You mean.. the real reality? The reality that can't be easily explained through observation and empirical evidence? The reality that can't be perceived through our basic physical senses? The reality where causation and correlation don't mean a thing? If you mean that reality... there's no such thing, and even if there is, there's no point in talking about it, it's way beyond our reach.

If you mean the reality in which we've done most of the division and classification work very poorly due to lack of data... I know what you mean.

2 comments

It's not way beyond our reach [1], how can you even say that?

As Celia Green says: "Only the impossible is worth attempting, in everything else one is sure to fail."

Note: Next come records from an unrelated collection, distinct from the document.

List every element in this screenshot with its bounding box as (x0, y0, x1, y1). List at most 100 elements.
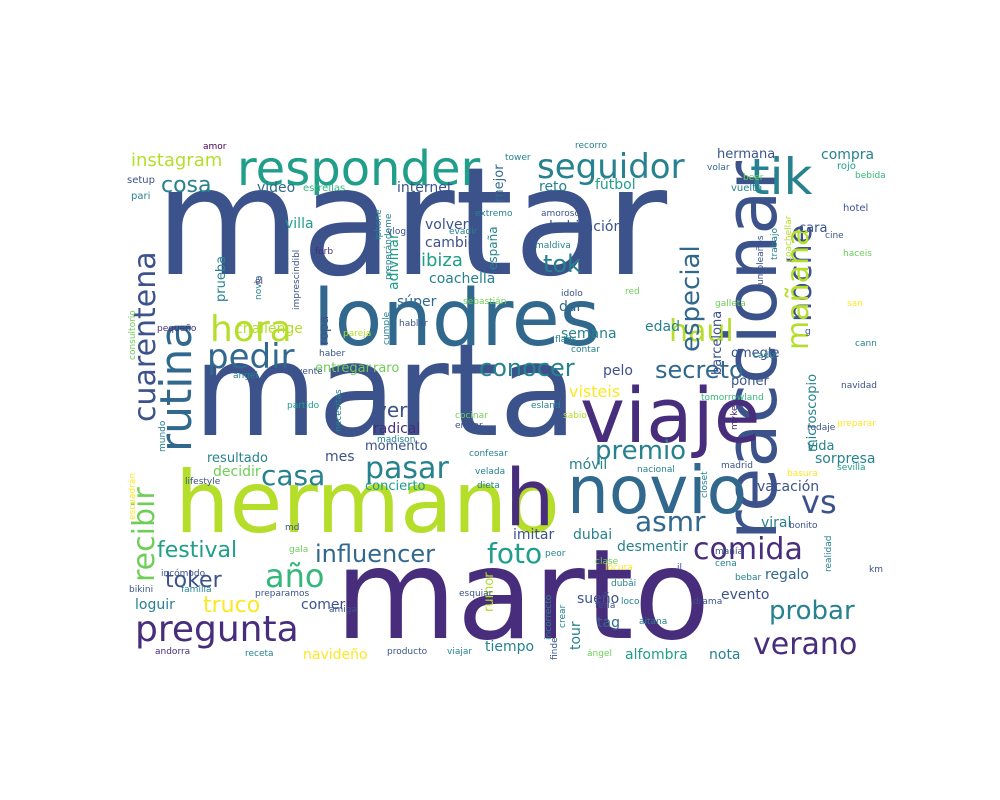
word-madrid: madrid (721, 461, 753, 471)
word-iphone: iphone (374, 209, 384, 240)
word-omegle: omegle (731, 346, 780, 361)
word-martar: martar (155, 140, 668, 310)
word-gala: gala (289, 545, 309, 555)
word-evadir: evadir (449, 227, 478, 237)
word-cena: cena (715, 559, 737, 569)
word-ibiza: ibiza (421, 250, 463, 271)
word-viajar: viajar (447, 647, 473, 657)
word-vente: vente (297, 367, 323, 377)
word-tok: tok (543, 250, 581, 278)
word-contar: contar (571, 345, 600, 355)
word-nacional: nacional (637, 465, 675, 475)
word-mejor: mejor (492, 164, 507, 202)
word-imprescindibl: imprescindibl (292, 249, 302, 310)
word-tour: tour (568, 621, 584, 650)
word-esland: esland (531, 401, 561, 411)
word-pregunta: pregunta (135, 609, 299, 650)
word-especial: especial (676, 245, 706, 352)
word-g: g (805, 327, 811, 337)
word-basura: basura (787, 469, 818, 479)
word-mundo: mundo (158, 420, 168, 452)
word-cadiz: cádiz (753, 351, 777, 361)
word-toker: toker (165, 568, 222, 593)
word-hermana: hermana (717, 147, 776, 162)
word-coachellar: coachellar (784, 215, 794, 262)
word-comer: comer (301, 597, 346, 613)
word-rojo: rojo (837, 161, 856, 172)
word-aitana: aitana (639, 617, 668, 627)
word-incorrecto: incorrecto (544, 594, 554, 640)
word-comida: comida (693, 532, 803, 567)
word-tower: tower (505, 153, 531, 163)
word-maldiva: maldiva (535, 241, 571, 251)
word-haber: haber (319, 349, 346, 359)
word-mania: manía (715, 547, 744, 557)
word-necesitas: necesitas (334, 389, 344, 432)
word-semana: semana (561, 326, 617, 342)
word-internet: internet (397, 180, 453, 196)
word-km: km (869, 565, 883, 575)
word-probar: probar (769, 596, 855, 626)
word-secreto: secreto (655, 356, 744, 384)
word-realidad: realidad (824, 535, 834, 573)
word-loco: loco (621, 597, 640, 607)
word-viaje: viaje (580, 371, 761, 460)
word-sevilla: sevilla (837, 463, 866, 473)
word-amiga: amiga (329, 605, 358, 615)
word-cara: cara (799, 221, 828, 236)
word-h: h (505, 454, 555, 544)
word-bikini: bikini (129, 585, 154, 595)
word-nota: nota (709, 647, 741, 662)
word-habitacion: habitación (549, 219, 623, 235)
word-pari: pari (131, 191, 151, 202)
word-londres: londres (313, 274, 601, 364)
word-md: md (285, 523, 300, 533)
word-confesar: confesar (469, 449, 508, 459)
word-responder: responder (237, 141, 481, 197)
word-edad: edad (645, 319, 680, 335)
word-galleta: galleta (715, 299, 746, 309)
word-red: red (625, 287, 640, 297)
word-hablar: hablar (399, 319, 428, 329)
word-navidad: navidad (841, 381, 877, 391)
word-cocinar: cocinar (455, 411, 488, 421)
word-trabajo: trabajo (770, 228, 780, 260)
word-haul: haul (669, 314, 734, 349)
word-il: il (677, 563, 683, 573)
word-viral: viral (761, 515, 792, 531)
word-sebastian: sebastián (463, 297, 507, 307)
word-volar: volar (707, 163, 730, 173)
word-asmr: asmr (635, 505, 706, 538)
word-flags: flags (555, 335, 577, 345)
word-escuadran: escuadrán (128, 472, 138, 520)
word-hora: hora (210, 309, 292, 350)
word-preparar: preparar (837, 419, 876, 429)
word-loguir: loguir (135, 597, 175, 613)
word-lifestyle: lifestyle (185, 477, 221, 487)
word-extremo: extremo (475, 209, 513, 219)
word-verano: verano (753, 627, 858, 662)
word-velada: velada (475, 467, 506, 477)
word-producto: producto (387, 647, 428, 657)
word-challenge: challenge (235, 321, 303, 337)
word-decidir: decidir (213, 464, 261, 480)
word-tomorrowland: tomorrowland (701, 393, 764, 403)
word-video: video (257, 180, 296, 196)
word-forb: forb (315, 247, 334, 257)
word-myke: myke (730, 405, 740, 430)
word-ropa: ropa (317, 315, 332, 345)
word-preparamos: preparamos (255, 589, 310, 599)
word-futbol: fútbol (595, 177, 636, 193)
word-el: él (255, 277, 264, 287)
word-instagram: instagram (131, 150, 223, 171)
word-foto: foto (487, 537, 543, 570)
word-beer: beer (743, 173, 764, 183)
word-closet: closet (700, 471, 710, 498)
word-cloud: martar marta marto londres hermano reacc… (125, 140, 905, 662)
word-pareja: pareja (343, 329, 372, 339)
word-crear: crear (558, 604, 568, 628)
word-san: san (847, 299, 863, 309)
word-visteis: visteis (569, 382, 621, 401)
word-movil: móvil (569, 457, 608, 473)
word-sueno: sueño (577, 591, 620, 607)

[1] https://en.wikipedia.org/wiki/Brahman

> there's no point in talking about it, it's way beyond our reach

All of humanity's scientific progress has been a step-by-step widening of the circle of our knowledge into that vast universe of the unknown. There is certainly a point in acknowledging it, acknowledging its vastness in comparison to what we actually know, and looking for the next tiny pebble we can chip out of that wall of ignorance.

All of humanity's scientific progress has been built gradually upon principles, that have been the same for ages. Start experimenting with the fundamentals and you start wandering in a sea of abstractness - holographic universe, multiverse, one-electron universe... you name it. Theories that you can either prove or disprove and theories that bring no progress.

That's just my opinion of course.

> Theories that you can either prove or disprove and theories that bring no progress.

Of course you can "prove"/"disprove" them, otherwise they wouldn't be discussed by scientists but by philosophers or theologians. For theories to be different, there must be an experiment that in principle could be done, for which each of them predicts different result. If we get around doing that expriment, we'll learn which theory is the right model.

This is an universal principle of science and applies at every level - both fundamentals and macro/practical.